Bradley Byrne, R-Ala., said: “We should not let petty political arguments keep us from ensuring that children have access to affordable health insurance, keeping the doors open at community health centers or allowing Alabama’s hospitals to continue serving communities in need.”

Frank Pallone, D-N.J., said Republicans, having failed to repeal the Affordable Care Act, “are now using the reauthorization of CHIP and Community Health Centers as a way to once again sabotage the ACA. Make no mistake, if Republicans can’t repeal the ACA outright, they’ll cripple it any time they can.”

A yes vote was to send the bill to the Senate.

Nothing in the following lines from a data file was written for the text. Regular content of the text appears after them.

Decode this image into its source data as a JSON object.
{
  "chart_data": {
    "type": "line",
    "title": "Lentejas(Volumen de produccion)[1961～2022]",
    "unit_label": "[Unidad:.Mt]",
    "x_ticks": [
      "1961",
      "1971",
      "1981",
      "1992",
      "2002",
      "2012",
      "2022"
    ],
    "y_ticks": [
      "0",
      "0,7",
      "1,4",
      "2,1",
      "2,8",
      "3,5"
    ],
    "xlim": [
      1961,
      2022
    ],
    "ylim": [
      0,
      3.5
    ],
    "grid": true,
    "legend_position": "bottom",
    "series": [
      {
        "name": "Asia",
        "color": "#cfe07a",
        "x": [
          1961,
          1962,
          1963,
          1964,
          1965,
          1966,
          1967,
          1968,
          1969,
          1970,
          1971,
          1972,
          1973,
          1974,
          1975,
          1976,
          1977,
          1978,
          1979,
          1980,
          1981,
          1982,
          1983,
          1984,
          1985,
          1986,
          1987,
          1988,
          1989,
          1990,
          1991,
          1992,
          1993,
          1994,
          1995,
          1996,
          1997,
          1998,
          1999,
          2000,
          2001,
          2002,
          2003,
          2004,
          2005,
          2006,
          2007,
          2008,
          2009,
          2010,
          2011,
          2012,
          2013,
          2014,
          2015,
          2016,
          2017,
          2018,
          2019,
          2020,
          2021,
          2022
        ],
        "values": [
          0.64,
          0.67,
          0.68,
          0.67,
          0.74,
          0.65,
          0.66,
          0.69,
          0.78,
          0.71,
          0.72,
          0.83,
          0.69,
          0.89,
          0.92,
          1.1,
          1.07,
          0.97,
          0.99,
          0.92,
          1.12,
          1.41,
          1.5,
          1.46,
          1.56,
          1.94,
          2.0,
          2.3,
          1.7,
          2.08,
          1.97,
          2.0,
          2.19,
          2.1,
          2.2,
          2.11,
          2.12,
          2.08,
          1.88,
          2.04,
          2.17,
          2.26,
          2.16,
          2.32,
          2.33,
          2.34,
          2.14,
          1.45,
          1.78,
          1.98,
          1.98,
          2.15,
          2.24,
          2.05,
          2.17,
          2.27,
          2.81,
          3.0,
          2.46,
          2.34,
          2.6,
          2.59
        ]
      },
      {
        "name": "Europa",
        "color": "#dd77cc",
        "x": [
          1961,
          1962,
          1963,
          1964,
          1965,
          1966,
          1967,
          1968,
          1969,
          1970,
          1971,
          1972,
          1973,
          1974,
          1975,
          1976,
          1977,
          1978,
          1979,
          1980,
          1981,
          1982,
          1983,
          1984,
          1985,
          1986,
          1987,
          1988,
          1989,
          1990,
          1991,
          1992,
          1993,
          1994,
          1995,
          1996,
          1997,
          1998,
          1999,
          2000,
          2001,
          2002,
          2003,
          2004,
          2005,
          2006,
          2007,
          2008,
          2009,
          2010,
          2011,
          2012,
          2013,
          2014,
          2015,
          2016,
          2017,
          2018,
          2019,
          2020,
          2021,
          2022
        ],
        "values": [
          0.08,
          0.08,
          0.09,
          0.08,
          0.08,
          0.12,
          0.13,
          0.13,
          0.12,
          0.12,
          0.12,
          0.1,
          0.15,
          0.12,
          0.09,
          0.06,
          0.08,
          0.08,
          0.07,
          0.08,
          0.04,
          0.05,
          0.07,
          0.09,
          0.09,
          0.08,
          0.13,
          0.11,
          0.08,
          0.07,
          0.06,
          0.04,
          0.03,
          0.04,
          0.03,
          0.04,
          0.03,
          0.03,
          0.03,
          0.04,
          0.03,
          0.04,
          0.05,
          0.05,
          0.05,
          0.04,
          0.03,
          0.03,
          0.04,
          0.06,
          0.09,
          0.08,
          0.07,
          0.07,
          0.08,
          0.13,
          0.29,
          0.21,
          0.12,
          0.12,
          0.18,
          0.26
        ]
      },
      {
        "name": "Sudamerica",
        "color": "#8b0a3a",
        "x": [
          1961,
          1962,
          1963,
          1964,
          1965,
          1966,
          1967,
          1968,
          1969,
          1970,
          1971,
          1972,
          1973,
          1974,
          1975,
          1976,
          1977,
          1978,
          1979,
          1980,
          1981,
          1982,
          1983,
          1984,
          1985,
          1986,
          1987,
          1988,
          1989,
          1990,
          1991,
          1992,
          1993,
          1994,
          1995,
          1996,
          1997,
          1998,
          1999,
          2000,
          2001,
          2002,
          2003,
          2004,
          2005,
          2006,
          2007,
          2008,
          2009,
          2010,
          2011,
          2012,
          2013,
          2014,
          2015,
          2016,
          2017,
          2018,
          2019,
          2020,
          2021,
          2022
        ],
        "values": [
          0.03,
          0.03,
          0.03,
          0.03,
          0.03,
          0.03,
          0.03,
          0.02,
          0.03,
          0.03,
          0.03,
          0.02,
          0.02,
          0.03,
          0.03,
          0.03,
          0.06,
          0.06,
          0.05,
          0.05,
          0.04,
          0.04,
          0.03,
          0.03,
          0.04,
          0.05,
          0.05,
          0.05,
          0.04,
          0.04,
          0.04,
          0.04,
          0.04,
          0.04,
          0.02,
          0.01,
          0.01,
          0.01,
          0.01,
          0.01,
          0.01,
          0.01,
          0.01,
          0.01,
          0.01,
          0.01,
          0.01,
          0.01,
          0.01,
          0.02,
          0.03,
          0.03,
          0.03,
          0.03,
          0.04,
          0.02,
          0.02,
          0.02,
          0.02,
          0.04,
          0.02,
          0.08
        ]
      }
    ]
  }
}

Amy Coney Barrett, Federal Appeals Judge: Voting 55 for and 43 against, the Senate on Oct. 31 confirmed University of Notre Dame law professor Amy Coney Barrett, 45, for a judgeship on the 7th Circuit U.S. Court of Appeals. Republicans praised Barrett as a distinguished professor whose rulings will stay within the bounds of settled law. Democrats said she is an academic without judicial experience and criticized her conservative views on LGBT and women’s reproductive rights.

Majority Leader Mitch McConnell, R-Ky., said Barrett’s writings and testimony “clearly show a nominee who will uphold our Constitution and our nation’s laws as they are written, not as she wishes they were.”

Richard Durbin, D-Ill., said the nominee “has no judicial experience….She could only recall three litigation matters that she worked on in her entire career — three. She has never served as a counsel of record in an appellate case or ever argued an appeal.”

A yes vote was to confirm the nominee.